Барон. Пока нас навсегда не засыпало снегом. (Уходит прежде, чем писарь кончает писать.)
Писарь. "...Пока нас навсегда не засыпало снегом". (Посыпает письмо песком.) Вот оно как... Проклятый певец! Слоняется по дому, щелкает орехи, смотрит картины, лицемер проклятый, а тем временем разгуливает с нашей госпожой по океанам сна... вновь увозит ее на корабле воспоминаний...

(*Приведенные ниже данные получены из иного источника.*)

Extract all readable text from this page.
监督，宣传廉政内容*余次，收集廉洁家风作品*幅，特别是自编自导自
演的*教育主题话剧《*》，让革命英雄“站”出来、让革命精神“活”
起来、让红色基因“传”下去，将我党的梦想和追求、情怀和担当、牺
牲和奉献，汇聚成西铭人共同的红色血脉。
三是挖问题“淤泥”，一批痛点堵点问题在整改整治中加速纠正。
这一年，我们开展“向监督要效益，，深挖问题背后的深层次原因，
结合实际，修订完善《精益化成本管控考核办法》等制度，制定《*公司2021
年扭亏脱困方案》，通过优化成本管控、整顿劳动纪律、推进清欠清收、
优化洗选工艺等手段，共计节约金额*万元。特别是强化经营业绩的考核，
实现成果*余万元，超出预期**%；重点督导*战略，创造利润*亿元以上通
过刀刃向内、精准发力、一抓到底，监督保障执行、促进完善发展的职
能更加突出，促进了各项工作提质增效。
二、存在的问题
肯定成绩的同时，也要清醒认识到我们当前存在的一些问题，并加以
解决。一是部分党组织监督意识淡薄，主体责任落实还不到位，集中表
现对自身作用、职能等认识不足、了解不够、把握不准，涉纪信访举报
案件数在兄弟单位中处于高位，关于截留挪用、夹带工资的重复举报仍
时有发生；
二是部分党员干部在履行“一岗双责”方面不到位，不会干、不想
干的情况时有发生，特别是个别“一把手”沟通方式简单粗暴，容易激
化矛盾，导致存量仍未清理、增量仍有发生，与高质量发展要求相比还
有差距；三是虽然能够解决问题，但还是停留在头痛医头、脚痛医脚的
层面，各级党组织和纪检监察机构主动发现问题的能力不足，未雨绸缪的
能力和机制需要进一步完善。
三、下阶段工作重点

В дверях стоит Пелегрин, он щелкает орехи, которые достает из
карманов брюк, и жует их.
Пeлeгрин. На улице все еще идет снег.
Писарь. Вот тебе на! А я только что проклинал вас, да-да, именно вас!
Пелегрин. За что же?
Писарь. Да знаете ли вы, что натворили этой ночью?
Пелегрин. Я? Что же?
Писарь. Вы, бродячий певец, призрак, да как вы посмели? По вашей милости меня разбудили среди ночи... Что вы потеряли, хотел бы я знать, да, что вы потеряли в снах замужней женщины?
Пелегрин. Я?
Писарь. Вы даже не краснеете...
Пeлeгрин. Я ничего не знаю. (Щелкает орехи.) Замечательные у у вас тут орехи!

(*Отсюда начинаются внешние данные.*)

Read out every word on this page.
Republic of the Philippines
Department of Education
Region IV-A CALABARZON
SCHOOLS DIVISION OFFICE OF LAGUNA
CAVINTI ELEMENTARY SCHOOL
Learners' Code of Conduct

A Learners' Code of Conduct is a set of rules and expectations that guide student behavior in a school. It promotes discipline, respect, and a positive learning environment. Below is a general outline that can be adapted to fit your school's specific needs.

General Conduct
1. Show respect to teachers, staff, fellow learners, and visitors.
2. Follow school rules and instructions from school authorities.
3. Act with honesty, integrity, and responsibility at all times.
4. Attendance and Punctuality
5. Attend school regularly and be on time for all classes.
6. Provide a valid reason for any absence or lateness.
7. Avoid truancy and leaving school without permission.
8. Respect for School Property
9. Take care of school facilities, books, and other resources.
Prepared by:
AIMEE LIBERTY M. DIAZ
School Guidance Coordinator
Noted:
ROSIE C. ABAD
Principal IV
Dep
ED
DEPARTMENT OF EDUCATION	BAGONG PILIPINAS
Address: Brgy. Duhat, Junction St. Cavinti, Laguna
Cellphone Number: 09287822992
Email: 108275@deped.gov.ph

Писарь (собирает бумаги). Мы в курсе дела! Вот письмо! Среди ночи... Вы что думаете, вам можно перевертывать время вверх дном? У нас в доме порядок - главное, ясно? Что прошло то прошло. Вчера, сегодня, завтра! Вы же листаете в годах то вперед, то назад, это просто свинство!
Пелегрин. Не понимаю, почему вы сердитесь?

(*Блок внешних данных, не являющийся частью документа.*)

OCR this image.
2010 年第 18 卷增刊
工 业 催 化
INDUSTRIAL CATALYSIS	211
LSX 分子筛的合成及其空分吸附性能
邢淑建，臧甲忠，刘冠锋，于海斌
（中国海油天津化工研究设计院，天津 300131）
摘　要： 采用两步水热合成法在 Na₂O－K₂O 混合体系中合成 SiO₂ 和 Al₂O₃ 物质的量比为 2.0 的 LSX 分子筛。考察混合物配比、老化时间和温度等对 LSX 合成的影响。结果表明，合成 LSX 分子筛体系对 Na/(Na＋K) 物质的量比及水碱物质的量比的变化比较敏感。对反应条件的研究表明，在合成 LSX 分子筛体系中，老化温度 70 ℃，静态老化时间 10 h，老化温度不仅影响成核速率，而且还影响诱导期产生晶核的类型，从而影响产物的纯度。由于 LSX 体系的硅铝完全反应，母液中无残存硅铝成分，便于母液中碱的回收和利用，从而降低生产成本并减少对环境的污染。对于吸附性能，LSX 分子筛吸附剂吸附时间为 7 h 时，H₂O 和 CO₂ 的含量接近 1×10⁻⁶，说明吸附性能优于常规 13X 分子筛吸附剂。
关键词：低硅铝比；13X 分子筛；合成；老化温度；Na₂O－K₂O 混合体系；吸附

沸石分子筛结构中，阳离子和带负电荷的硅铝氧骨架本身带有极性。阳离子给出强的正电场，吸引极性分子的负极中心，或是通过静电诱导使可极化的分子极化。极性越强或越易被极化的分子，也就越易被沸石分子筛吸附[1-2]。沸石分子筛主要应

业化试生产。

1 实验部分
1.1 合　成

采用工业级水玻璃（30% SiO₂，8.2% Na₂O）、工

Писарь. Подождите только, вот проснется госпожа, уж она-то вас не поблагодарит, уж она-то вам все скажет...
Звон колокольчиков вдали.
Вот, слышите? Он уезжает, среди ночи - раз, два, и был таков...
Пелегрин. Кто?
Писарь. Барон.
Пелегрин. Куда?..
Некоторое время слышится серебряный звон колокольчиков,
постепенно он затихает.
На улице все еще идет снег. От него растут сугробы тишины - все выше и выше. Снег засыпает лес, крыши, дороги, ветви, столбы, и растет тишина, и нет ничего, кроме тишины и снега. Куда ни посмотришь - везде снег. Даже на сосульках. Снег падает и на ручей, и скоро все смолкнет.
Писарь. Пойду спать.
Пелегрин. Спите.
Писарь. А вы почему не идете спать?
Пелегрин. Жду.
Писарь. Нашу госпожу?
Пелегрин. Но мешайте ей спать, не будите ее.
Писарь уходит.
(Стоит у окна.) Мне кажется, я не проживу долго... Через несколько часов наступит рассвет.
АКТ ЧЕТВЕРТЫЙ
На Санта Крусе.
Педро. Санта Крус... Агавы, пальмы, мечети, мачты, море. По временам шум из порта, обрывки песен неизвестно откуда... А вот и кабак Санта Круса, такой, каким он мог быть семнадцать лет назад. Все так же пахнет рыбой. Внизу, у мола, где наш корабль бросил якорь, на зеленой, как бутылка, воде плавают арбузные корки и, должно быть, переливающиеся всеми цветами радуги пятна мазута. Ну и так далее. И тогда, я думаю, был такой же день - белый, как мел, а тени черные, как тушь. Сверху - кусок неба, разумеется, безоблачного. Названий птиц я не знаю. Иногда среди немолчного пения бряцание цепей... Вот как будто и все - Санта Крус, каким он остается в памяти. Да, еще негр!